Ein großer Teil des Grünlandes ist im zeitigen Frühjahr noch feucht und wird im Rahmen von Agrarumweltprogrammen sehr extensiv bewirtschaftet. Die Mahd findet dort erst ab Mitte Juni statt, so dass gefährdete Arten wie der Wiesenpieper ausreichend Zeit für die Aufzucht ihrer Brut haben. Bei Untersuchungen auf den Betriebsflächen bei Neubrandenburg wurden mindestens drei Brutpaare festgestellt, die bis Anfang Juni ihre Jungen großziehen. An den Rändern des Grünlandes sind auch die gefährdeten Braunkehlchen verbreitet. Sie brüten in der Nähe von ungemähten Säumen oder an Grabenrändern und nutzen gerne die Zaunpfähle der Weiden als Ansitzwarten bei der Insektenjagd.

Beim Freimähen der Zäune wird darauf geachtet, im Bereich von Vorkommen dieser Art kleinflächig hoch zu mähen oder Bereiche auszusparen. Auch im übrigen Grünland bleiben bei der ersten Mahd Teilflächen stehen, sie dienen als Rückszugsraum für Insekten und Wiesenbrüter. Das Walzen und Schleppen wird spätestens Anfang April, wenn die Brutzeit anfängt, auf allen Flächen beendet.

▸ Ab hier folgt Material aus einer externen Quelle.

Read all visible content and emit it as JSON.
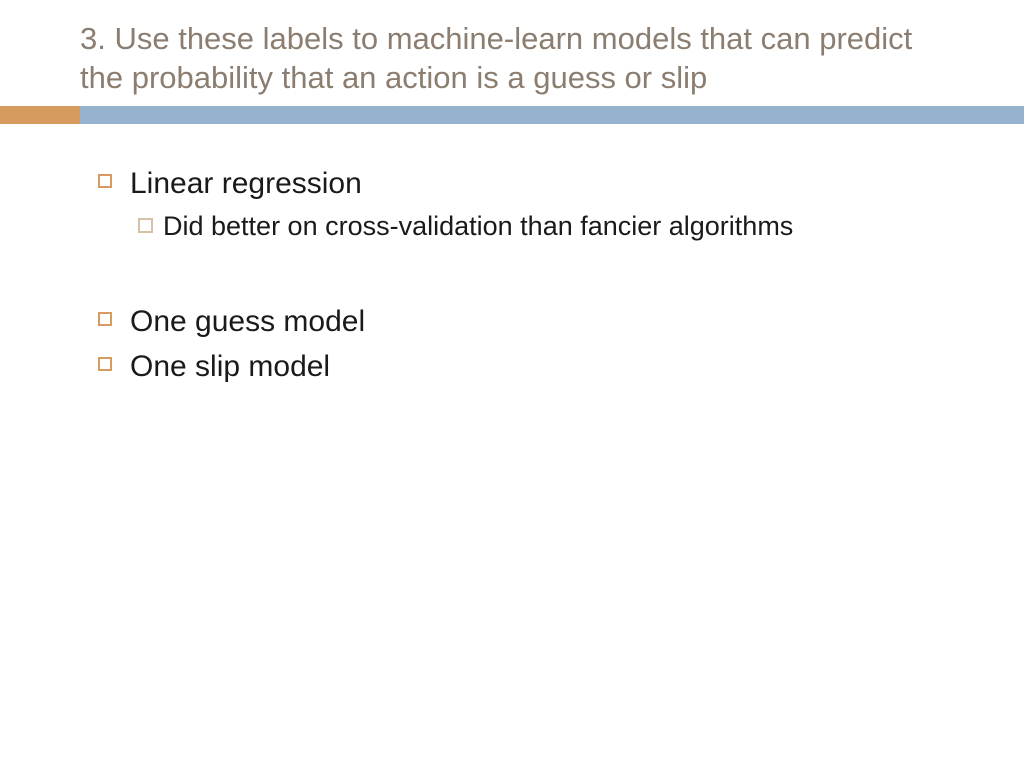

Der größte Teil des Grünlandes wird nicht gedüngt. In einigen Bereichen haben sich sehr artenreiche Feuchtgrünlandgesellschaften erhalten mit hohem Anteil von Seggen. Dort wachsen z.B. das Nordische Labkraut, die Hirsensegge, die Kuckucks-Lichtnelke oder die Wald-Simse.